Selasa, 08 Agustus 2017

Spirit Selepas Lebaran Rampung (Derap Guru, Agustus 2017)

Spirit Selepas Lebaran Rampung
Oleh Setia Naka Andrian

Lebaran telah usai. Halal bi halal tinggal sisa-sisa. Tidak sedikit dari lembaga pemerintahan, pendidikan, komunitas, organisasi serta masyarakat luas menjalani ritual tahunan tersebut pada minggu pertama, kedua, ketiga, atau bahkan minggu keempat Lebaran. Saling bermaaf-maafan, setelah mengaku banyak berbuat salah. Halal bi halal dilaksanakan, setelah tunai menjalankan puasa di bulan Ramadan. Datang bersama keluarga lengkap dengan anak-anaknya. Sapa, gurau dan canda menjadi kebahagiaan tersendiri dalam ritual silaturahmi. Sambil menikmati beragam sajian masakan khas daerah.
Pemaknaan halal bi halal ditandai dengan berlangsungnya perayaan Idul Fitri.
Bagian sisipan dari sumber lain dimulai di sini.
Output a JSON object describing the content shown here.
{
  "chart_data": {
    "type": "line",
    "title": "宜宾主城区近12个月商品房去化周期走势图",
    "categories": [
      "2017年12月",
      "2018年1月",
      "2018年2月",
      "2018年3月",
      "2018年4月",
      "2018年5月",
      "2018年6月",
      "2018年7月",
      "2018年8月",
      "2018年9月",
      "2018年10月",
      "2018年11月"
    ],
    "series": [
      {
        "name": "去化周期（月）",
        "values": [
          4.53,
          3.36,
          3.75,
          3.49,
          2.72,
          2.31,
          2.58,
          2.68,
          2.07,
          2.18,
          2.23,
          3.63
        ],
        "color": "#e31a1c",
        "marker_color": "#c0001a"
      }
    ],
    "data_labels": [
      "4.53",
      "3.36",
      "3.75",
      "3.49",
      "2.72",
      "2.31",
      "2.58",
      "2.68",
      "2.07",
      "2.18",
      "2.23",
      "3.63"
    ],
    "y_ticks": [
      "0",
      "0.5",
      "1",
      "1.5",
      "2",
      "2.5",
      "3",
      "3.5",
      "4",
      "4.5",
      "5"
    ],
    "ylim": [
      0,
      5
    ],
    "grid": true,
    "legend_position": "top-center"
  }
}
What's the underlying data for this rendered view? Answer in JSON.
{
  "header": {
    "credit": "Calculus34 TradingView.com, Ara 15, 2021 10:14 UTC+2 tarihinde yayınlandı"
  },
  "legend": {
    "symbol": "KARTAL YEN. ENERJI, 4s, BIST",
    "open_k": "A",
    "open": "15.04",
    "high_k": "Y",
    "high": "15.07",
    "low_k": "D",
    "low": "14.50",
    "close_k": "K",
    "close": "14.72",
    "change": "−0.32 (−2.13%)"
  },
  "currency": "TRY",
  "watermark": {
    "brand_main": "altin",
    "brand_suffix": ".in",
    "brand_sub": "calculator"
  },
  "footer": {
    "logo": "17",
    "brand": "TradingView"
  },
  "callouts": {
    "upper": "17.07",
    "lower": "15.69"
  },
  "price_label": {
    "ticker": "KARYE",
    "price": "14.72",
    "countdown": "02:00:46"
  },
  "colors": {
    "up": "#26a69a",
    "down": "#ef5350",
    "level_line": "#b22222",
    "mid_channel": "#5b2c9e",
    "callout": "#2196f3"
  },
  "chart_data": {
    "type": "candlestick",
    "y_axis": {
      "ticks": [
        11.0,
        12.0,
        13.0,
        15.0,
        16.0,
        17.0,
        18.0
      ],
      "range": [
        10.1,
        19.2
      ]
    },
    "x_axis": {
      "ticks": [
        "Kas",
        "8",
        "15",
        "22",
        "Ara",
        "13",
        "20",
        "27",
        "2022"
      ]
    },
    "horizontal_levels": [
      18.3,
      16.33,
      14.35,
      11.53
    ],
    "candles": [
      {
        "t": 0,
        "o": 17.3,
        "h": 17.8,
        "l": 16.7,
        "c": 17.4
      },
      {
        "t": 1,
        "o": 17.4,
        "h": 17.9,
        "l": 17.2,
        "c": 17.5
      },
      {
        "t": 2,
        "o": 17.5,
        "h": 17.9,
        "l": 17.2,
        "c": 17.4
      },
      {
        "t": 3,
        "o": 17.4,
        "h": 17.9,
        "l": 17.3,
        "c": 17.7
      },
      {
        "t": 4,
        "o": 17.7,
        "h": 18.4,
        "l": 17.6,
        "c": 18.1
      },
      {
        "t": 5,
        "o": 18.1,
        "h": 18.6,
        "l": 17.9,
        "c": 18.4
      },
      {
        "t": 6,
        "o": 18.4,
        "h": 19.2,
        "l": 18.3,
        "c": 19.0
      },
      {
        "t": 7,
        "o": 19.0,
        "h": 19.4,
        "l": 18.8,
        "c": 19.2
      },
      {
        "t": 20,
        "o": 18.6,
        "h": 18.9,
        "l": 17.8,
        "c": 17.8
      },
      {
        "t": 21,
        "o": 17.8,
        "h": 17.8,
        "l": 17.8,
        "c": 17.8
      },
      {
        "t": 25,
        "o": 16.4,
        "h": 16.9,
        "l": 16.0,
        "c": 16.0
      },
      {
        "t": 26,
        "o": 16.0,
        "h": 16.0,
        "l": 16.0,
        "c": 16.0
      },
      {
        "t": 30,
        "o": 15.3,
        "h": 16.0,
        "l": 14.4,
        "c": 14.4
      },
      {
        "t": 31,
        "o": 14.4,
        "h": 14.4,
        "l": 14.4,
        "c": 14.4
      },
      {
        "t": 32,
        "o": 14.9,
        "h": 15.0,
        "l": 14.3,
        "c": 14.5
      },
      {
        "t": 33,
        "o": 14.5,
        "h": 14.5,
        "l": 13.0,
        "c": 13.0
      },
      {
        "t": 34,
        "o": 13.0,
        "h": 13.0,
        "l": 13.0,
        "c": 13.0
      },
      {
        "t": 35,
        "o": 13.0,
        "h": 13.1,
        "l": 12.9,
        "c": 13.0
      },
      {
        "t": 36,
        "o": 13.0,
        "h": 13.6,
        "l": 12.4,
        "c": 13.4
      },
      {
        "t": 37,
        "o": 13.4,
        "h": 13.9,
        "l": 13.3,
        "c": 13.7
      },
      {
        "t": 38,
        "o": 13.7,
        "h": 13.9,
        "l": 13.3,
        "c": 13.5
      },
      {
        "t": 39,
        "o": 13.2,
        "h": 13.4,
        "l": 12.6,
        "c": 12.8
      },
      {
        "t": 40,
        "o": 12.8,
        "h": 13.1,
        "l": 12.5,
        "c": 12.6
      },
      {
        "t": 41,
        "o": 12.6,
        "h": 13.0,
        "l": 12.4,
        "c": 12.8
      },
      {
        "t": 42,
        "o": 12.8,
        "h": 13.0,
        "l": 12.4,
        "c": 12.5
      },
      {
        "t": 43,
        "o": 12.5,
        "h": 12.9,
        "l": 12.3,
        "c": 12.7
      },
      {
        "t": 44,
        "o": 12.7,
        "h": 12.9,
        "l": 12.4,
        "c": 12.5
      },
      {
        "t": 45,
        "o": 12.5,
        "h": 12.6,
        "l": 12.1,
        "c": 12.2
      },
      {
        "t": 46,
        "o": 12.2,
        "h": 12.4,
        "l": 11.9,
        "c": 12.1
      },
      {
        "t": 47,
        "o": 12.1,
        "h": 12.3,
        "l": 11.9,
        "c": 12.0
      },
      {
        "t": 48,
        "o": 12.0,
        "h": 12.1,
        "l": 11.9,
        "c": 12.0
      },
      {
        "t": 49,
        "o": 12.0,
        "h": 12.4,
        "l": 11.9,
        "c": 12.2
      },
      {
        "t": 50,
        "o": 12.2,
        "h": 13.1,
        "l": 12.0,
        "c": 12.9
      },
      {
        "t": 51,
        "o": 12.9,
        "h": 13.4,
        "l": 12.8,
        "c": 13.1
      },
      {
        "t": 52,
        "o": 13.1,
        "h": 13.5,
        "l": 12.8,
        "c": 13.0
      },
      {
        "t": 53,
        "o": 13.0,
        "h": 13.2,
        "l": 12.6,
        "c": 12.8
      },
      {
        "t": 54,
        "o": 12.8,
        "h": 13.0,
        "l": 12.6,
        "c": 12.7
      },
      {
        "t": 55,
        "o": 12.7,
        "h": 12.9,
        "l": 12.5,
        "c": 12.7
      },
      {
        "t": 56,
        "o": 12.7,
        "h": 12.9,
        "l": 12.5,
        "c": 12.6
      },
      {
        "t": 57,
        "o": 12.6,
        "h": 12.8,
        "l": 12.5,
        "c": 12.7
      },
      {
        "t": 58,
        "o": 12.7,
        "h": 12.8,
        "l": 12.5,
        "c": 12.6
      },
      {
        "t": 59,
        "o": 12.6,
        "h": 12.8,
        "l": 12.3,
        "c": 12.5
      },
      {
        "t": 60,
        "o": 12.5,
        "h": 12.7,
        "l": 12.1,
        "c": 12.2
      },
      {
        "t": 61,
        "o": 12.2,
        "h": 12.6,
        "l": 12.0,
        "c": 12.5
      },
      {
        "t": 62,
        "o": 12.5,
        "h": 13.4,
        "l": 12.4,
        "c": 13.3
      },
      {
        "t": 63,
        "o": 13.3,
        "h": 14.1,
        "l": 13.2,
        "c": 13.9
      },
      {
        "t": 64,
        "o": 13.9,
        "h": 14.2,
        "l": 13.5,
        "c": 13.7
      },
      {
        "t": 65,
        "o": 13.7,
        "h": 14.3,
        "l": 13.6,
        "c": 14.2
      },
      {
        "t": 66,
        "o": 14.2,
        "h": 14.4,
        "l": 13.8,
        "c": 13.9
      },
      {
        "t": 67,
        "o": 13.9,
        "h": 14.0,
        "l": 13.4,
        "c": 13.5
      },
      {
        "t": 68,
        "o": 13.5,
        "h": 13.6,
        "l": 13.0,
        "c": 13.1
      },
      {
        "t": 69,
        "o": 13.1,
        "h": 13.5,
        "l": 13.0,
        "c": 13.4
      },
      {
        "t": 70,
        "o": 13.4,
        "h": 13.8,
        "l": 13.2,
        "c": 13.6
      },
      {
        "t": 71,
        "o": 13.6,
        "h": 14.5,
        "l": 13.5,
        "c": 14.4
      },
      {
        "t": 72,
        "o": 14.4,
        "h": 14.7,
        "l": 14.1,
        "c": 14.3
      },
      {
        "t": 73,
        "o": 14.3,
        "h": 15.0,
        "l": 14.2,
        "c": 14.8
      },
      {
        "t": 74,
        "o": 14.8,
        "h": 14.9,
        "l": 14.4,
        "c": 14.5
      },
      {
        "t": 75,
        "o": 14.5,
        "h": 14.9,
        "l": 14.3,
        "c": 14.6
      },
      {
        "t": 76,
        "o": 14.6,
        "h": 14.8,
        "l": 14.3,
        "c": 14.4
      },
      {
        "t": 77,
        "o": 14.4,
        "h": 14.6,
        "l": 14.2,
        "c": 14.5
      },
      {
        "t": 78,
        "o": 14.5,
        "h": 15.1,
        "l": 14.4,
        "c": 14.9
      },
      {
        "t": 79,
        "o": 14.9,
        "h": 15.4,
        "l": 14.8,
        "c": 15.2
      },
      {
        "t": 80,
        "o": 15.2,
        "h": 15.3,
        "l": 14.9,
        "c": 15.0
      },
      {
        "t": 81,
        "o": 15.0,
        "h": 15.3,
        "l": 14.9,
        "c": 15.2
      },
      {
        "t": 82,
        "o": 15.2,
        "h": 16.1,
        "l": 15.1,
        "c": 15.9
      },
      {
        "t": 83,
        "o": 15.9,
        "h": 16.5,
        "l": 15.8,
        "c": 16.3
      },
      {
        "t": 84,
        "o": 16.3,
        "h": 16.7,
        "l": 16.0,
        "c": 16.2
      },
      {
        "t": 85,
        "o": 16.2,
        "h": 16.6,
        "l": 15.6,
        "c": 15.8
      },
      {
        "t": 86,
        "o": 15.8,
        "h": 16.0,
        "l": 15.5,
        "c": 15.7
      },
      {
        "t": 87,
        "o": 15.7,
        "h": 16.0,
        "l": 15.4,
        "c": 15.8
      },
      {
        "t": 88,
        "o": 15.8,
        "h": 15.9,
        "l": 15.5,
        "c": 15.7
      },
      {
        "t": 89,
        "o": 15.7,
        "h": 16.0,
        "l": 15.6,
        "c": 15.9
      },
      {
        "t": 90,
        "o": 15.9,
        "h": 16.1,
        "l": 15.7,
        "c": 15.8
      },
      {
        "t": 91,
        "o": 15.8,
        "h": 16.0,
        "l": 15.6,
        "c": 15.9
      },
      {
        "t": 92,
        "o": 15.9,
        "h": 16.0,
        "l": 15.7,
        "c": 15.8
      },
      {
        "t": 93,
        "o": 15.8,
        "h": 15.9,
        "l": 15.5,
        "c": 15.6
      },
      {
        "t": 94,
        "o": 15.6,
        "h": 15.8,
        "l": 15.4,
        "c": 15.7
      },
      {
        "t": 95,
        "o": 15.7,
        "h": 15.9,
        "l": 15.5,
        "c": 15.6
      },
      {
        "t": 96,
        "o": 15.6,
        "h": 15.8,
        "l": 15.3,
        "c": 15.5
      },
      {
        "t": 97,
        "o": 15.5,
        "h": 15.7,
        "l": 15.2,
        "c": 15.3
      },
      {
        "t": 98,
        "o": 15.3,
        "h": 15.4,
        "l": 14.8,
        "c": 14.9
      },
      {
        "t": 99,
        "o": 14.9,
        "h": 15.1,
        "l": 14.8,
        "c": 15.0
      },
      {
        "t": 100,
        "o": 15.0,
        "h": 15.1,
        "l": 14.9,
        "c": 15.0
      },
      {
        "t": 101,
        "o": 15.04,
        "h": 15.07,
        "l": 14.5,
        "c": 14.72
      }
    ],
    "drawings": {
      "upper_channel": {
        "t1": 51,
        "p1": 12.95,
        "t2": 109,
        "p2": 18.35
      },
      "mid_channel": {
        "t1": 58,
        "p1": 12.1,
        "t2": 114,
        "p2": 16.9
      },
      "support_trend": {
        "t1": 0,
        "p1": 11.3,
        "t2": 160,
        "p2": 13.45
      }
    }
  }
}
Tentunya sama halnya yang dilakukan di daerah-daerah lain. Pada intinya, halal bi halal menjadi ajang silaturahmi sesama untuk saling memaafkan, setelah menunaikan ibadah puasa Ramadan selama satu bulan penuh. Selain itu dimaknai pula sebagai ajang pertemuan setelah seseorang jarang bertemu atau bahkan berpuluh-puluh tahun tidak pernah bertemu. Hingga akhirnya momen penuh berkah tersebut ditandai pula dengan kegiatan reuni.
Bagi masyarakat Kendal misalnya, selain momen tersebut juga didapati tradisi yang menjadi penghormatan tersendiri bagi tokoh penyebar agama Islam di Kecamatan Kaliwungu Kabupaten Kendal. Dikenal dengan sebutan Syawalan, sebagai peringatan hari meninggalnya Kiai Asy’ari atau dikenal dengan Kiai Guru. Syawalan berlangsung sejak H+1 Lebaran hingga tiba pada puncaknya yakni H+7 atau biasa disebut masyarakat luas dengan sebutan Lebaran Kupat.
Syawalan yang digelar rutin setiap tahun selepas Idul Fitri ini memang sudah rutin digelar tiap tahun. Hingga akhirnya tradisi ini mampu menyedot ribuan orang untuk berduyun-duyun mengunjungi makam di bukit Jabal Desa Protomulyo. Para peziarah datang tidak hanya dari dalam kota saja, namun dari berbagai penjuru kota pula. Mereka berniat tulus untuk mendoakan dan mengharap berkah kebaikan di bulan Syawal. Walaupun untuk menempuh makam, mereka harus berjalan kaki lima kilometer menaiki bukit. Bahkan karena terlalu banyaknya peziarah yang berkunjung, warga harus bergantian untuk mendapatkan kesempatan mendoakan langsung di depan makam Kiai Asy’ari atau Kiai Guru.
Selain itu juga ke makam Sunan Katong, Kiai Mojo, Kiai Mustofa, Wali Musyafa. Makam begitu ramai, ribuan orang berjubel, penuh dan berdesakan. Hingga hal tersebut dimanfaatkan para pedagang untuk menjual makanan, minuman, mainan anak-anak. Syawalan menjadi keberkahan, tradisi masyarakat. Muslichin (2008) menyebutkan bahwa tradisi merupakan sesuatu yang berangkat dari sistem keyakinan. Dalam tradisi masyarakat mengulangi apa yang dilakukan oleh manusia pada masa dahulu.
Tradisi menjembatani apa yang sudah diciptakan dan dimulai oleh nenek moyang sampai generasi yang terakhir. Manusia masa sekarang sebagai pendukung kebudayaan tersebut merasa memiliki dan perlu menjalankan apa saja yang telah melekat menjadi bentuk tradisi. Tradisi tersebut dilaksanakan dengan kesungguhan dan didasari ideologi Islam yang kuat. Maka masyarakat tidak melaksanakan sebatas rutinitas semata, namun mampu menumbuhkan spirit tersendiri. Tentunya akan mereka gunakan untuk bekal pada kelangsungan hidup berikutnya, agar lebih semangat, berkah dan mampu membawa perubahan yang cukup fundamental bagi substansi kebudayaan Indonesia.***


─Setia Naka Andrian, Dosen Universitas PGRI Semarang. Menulis buku Perayaan Laut (April 2016), Remang-Remang Kontemplasi (November 2016).